Je criais: «Non! Non! Plus!»

Je pense que ce fut alors ma plus grosse terreur: jusque-là, je n'avais craint que de mourir, mais devant ce gouffre céleste qui s'ouvrait sur ma tête et qui nous aspirait, je crus, oui, tout d'un coup je crus que nous y remontions pour l'éternité, et que durant tous les siècles des siècles j'allais vivre avec ce cadavre. Frénétiquement, je me jetai sur la corde. Nous descendîmes, et pour aller mourir ailleurs, loin du spectre, j'escaladai le bord de la nacelle…

Alors, j'entendis des clameurs. Un navire était là, tout proche, et le ballon courait dessus.

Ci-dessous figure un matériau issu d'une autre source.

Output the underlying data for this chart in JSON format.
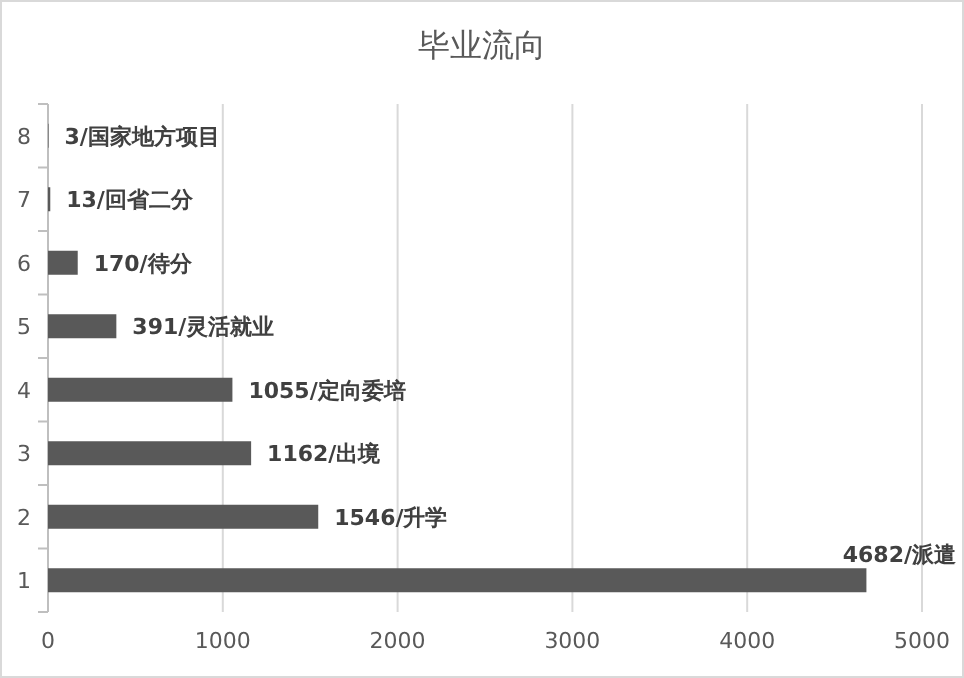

On me cria: «A l'eau! Saute!».

Je me jetai dans la mer. On me recueillit. Le ballon, délesté de mon poids, s'était enlevé, m'a-t-on dit, comme une flamme immense: car le soleil, dardant ses rayons sur lui, avait allumé de reflets l'enveloppe luisante et plissée. Pour moi, je n'ai rien vu. On m'étendit, à demi mort, sur le pont du navire, et couché sur le dos, j'aperçus mon père qui s'enfonçait dans les derniers nuages.

LA VISION

Parbleu, je le sais bien, que je suis un imaginatif! Je ne l'ignore pas, que mes nerfs et mon cerveau sont impressionnables à l'excès! Mais, quand vous m'aurez traité d'halluciné, de visionnaire, m'empêcherez-vous de souffrir? Croyez-vous donc que je ne me la crie pas, que je ne me la hurle pas, jour et nuit, cette vérité: «Tu es fou, inepte et fou, imbécile et fou!» Mais je souffre quand même, et les jours vont leur train.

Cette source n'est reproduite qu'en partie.